Petista ignora distribuição de terras em texto entregue ao TSE

Tema aparece nosprogramas de Aécioe Campos de maneiragenérica, sem promessa de novos assentamentos

Roldão Arruda e Fábio Brandt, O Estado de S.Paulo

20 de julho de 2014 | 02h06

Ao mesmo tempo em que a reforma urbana ganha mais holofotes nos programas dos candidatos à Presidência, a reforma agrária perde espaço. A mudança é particularmente notada no caso da petista Dilma Rousseff, já que seu partido sempre deu destaque a essa bandeira, desde que foi fundado, em 1980.

A reforma agrária não aparece entre as propostas de governo de Dilma.
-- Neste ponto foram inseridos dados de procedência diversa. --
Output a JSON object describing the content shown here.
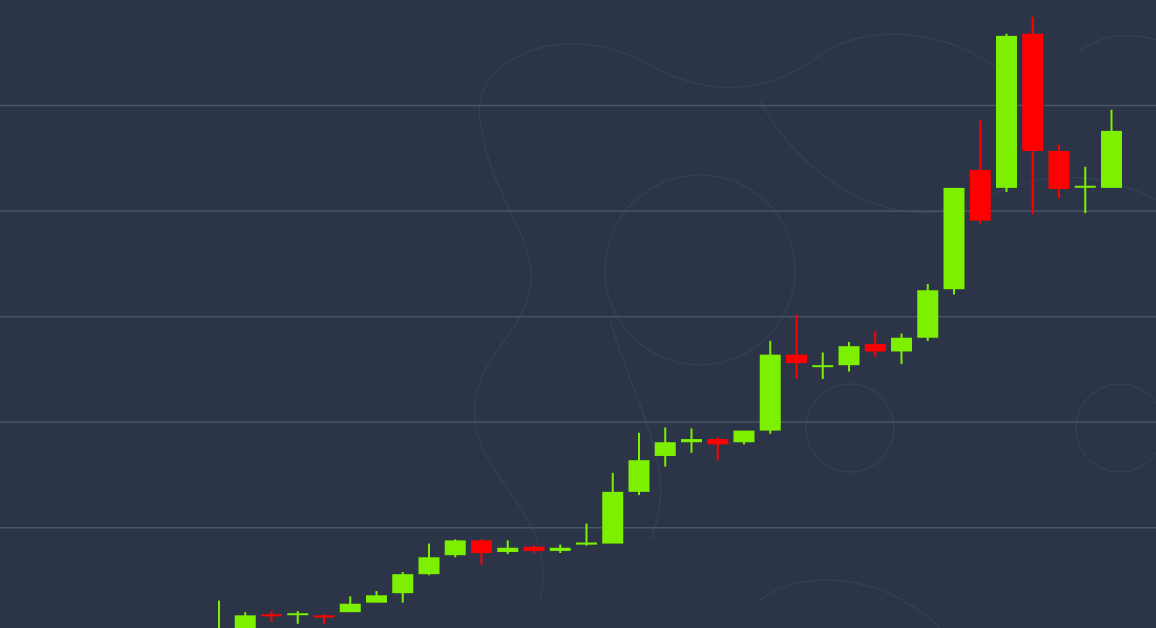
{
  "chart_data": {
    "type": "candlestick",
    "grid": "horizontal",
    "colors": {
      "background": "#2b3547",
      "up": "#7cf000",
      "down": "#ff0000",
      "grid": "#4a5568"
    },
    "ylim": [
      0,
      59.5
    ],
    "y_gridlines": [
      9.5,
      19.5,
      29.5,
      39.5,
      49.5
    ],
    "candles": [
      {
        "open": 0.0,
        "high": 2.6,
        "low": 0.0,
        "close": 0.0,
        "dir": "up"
      },
      {
        "open": 0.0,
        "high": 1.5,
        "low": 0.0,
        "close": 1.2,
        "dir": "up"
      },
      {
        "open": 1.3,
        "high": 1.6,
        "low": 0.6,
        "close": 1.2,
        "dir": "down"
      },
      {
        "open": 1.3,
        "high": 1.6,
        "low": 0.4,
        "close": 1.4,
        "dir": "up"
      },
      {
        "open": 1.2,
        "high": 1.3,
        "low": 0.4,
        "close": 1.0,
        "dir": "down"
      },
      {
        "open": 1.5,
        "high": 3.0,
        "low": 1.5,
        "close": 2.3,
        "dir": "up"
      },
      {
        "open": 2.4,
        "high": 3.5,
        "low": 2.4,
        "close": 3.1,
        "dir": "up"
      },
      {
        "open": 3.3,
        "high": 5.3,
        "low": 2.4,
        "close": 5.1,
        "dir": "up"
      },
      {
        "open": 5.1,
        "high": 8.0,
        "low": 5.0,
        "close": 6.7,
        "dir": "up"
      },
      {
        "open": 6.9,
        "high": 8.4,
        "low": 6.7,
        "close": 8.3,
        "dir": "up"
      },
      {
        "open": 8.3,
        "high": 8.4,
        "low": 6.0,
        "close": 7.1,
        "dir": "down"
      },
      {
        "open": 7.2,
        "high": 8.3,
        "low": 7.0,
        "close": 7.6,
        "dir": "up"
      },
      {
        "open": 7.7,
        "high": 7.8,
        "low": 7.1,
        "close": 7.3,
        "dir": "down"
      },
      {
        "open": 7.3,
        "high": 7.9,
        "low": 7.1,
        "close": 7.6,
        "dir": "up"
      },
      {
        "open": 7.9,
        "high": 9.9,
        "low": 7.8,
        "close": 8.1,
        "dir": "up"
      },
      {
        "open": 8.0,
        "high": 14.7,
        "low": 8.0,
        "close": 12.9,
        "dir": "up"
      },
      {
        "open": 12.9,
        "high": 18.5,
        "low": 12.6,
        "close": 15.9,
        "dir": "up"
      },
      {
        "open": 16.3,
        "high": 19.0,
        "low": 15.3,
        "close": 17.6,
        "dir": "up"
      },
      {
        "open": 17.6,
        "high": 18.9,
        "low": 16.6,
        "close": 17.9,
        "dir": "up"
      },
      {
        "open": 17.9,
        "high": 18.1,
        "low": 15.9,
        "close": 17.4,
        "dir": "down"
      },
      {
        "open": 17.6,
        "high": 18.6,
        "low": 17.4,
        "close": 18.7,
        "dir": "up"
      },
      {
        "open": 18.7,
        "high": 27.2,
        "low": 18.4,
        "close": 25.9,
        "dir": "up"
      },
      {
        "open": 25.9,
        "high": 29.7,
        "low": 23.6,
        "close": 25.1,
        "dir": "down"
      },
      {
        "open": 24.8,
        "high": 26.1,
        "low": 23.6,
        "close": 24.9,
        "dir": "up"
      },
      {
        "open": 24.9,
        "high": 27.1,
        "low": 24.3,
        "close": 26.7,
        "dir": "up"
      },
      {
        "open": 26.9,
        "high": 28.1,
        "low": 25.7,
        "close": 26.2,
        "dir": "down"
      },
      {
        "open": 26.2,
        "high": 27.9,
        "low": 25.0,
        "close": 27.5,
        "dir": "up"
      },
      {
        "open": 27.5,
        "high": 32.6,
        "low": 27.2,
        "close": 32.0,
        "dir": "up"
      },
      {
        "open": 32.1,
        "high": 41.6,
        "low": 31.6,
        "close": 41.7,
        "dir": "up"
      },
      {
        "open": 43.4,
        "high": 48.1,
        "low": 38.3,
        "close": 38.6,
        "dir": "down"
      },
      {
        "open": 41.7,
        "high": 56.3,
        "low": 41.3,
        "close": 56.1,
        "dir": "up"
      },
      {
        "open": 56.3,
        "high": 57.9,
        "low": 39.2,
        "close": 45.2,
        "dir": "down"
      },
      {
        "open": 45.2,
        "high": 45.8,
        "low": 40.7,
        "close": 41.6,
        "dir": "down"
      },
      {
        "open": 41.9,
        "high": 43.7,
        "low": 39.3,
        "close": 41.8,
        "dir": "up"
      },
      {
        "open": 41.7,
        "high": 49.1,
        "low": 41.7,
        "close": 47.1,
        "dir": "up"
      }
    ]
  }
}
A única referência ao assunto no texto refere-se ao passado: segundo documento, 771 mil famílias teriam sido assentadas no Brasil desde que o PT chegou ao poder, em 2003.

O programa de Aécio Neves (PSDB) fala em "apoio à reforma agrária", enquanto Eduardo Campos (PSB) promete "retomar e qualificar a reforma agrária". Nos dois casos as referências são genéricas e seguidas de observações sobre o apoio que pretendem dar à agricultura familiar, que consideram importante para a produção de alimentos. Não há promessas de novos assentamentos de famílias.

O candidato do PV, Eduardo Jorge, também fala em apoio à agricultura familiar. Os representantes dos quatro partidos situados à esquerda do espectro político (PSTU, PSOL, PCO e PCB) defendem projetos radicais de reforma agrária radical. A redistribuição de terras, segundo suas propostas, atingiria todas as grandes propriedades rurais. O Pastor Everaldo (PSC) apoia a ideia de reforma, mas desde que só atinja áreas públicas. Os candidatos Eymael (PSDC) e Levy Fidelix (PRTB) não tocam no assunto.

Os deputados federais petistas Afonso Florence (BA) e Pepe Vargas (RS), que chefiaram o Ministério do Desenvolvimento Agrário no governo Dilma, acreditam que as propostas para reforma agrária da candidata ainda serão detalhadas ao longo da campanha. Segundo Vargas, num eventual segundo mandato, Dilma deve "intensificar" as políticas em curso no campo, como o "esforço" de levar programas como o Luz Para Todos. Ele não acredita, porém, em números elevados de desapropriações para a instalação de assentamentos. "O número de famílias na beira da estrada ou em acampamentos em busca de terras hoje é bem menor do que no passado", diz Vargas.

Para Isolete Wichinieski, da Coordenação Nacional da Pastoral da Terra, o programa de Dilma reflete seu governo: "Ela nunca falou diretamente de reforma agrária e deu pouca atenção às questões de demarcação de terras indígenas, de posseiros e de quilombolas".

De 2011 a 2013, Dilma desapropriou 186 imóveis para a reforma agrária. Foi o segundo menor índice registrado desde o início da redemocratização, em 1985. O primeiro foi de Fernando Collor, com 25 imóveis.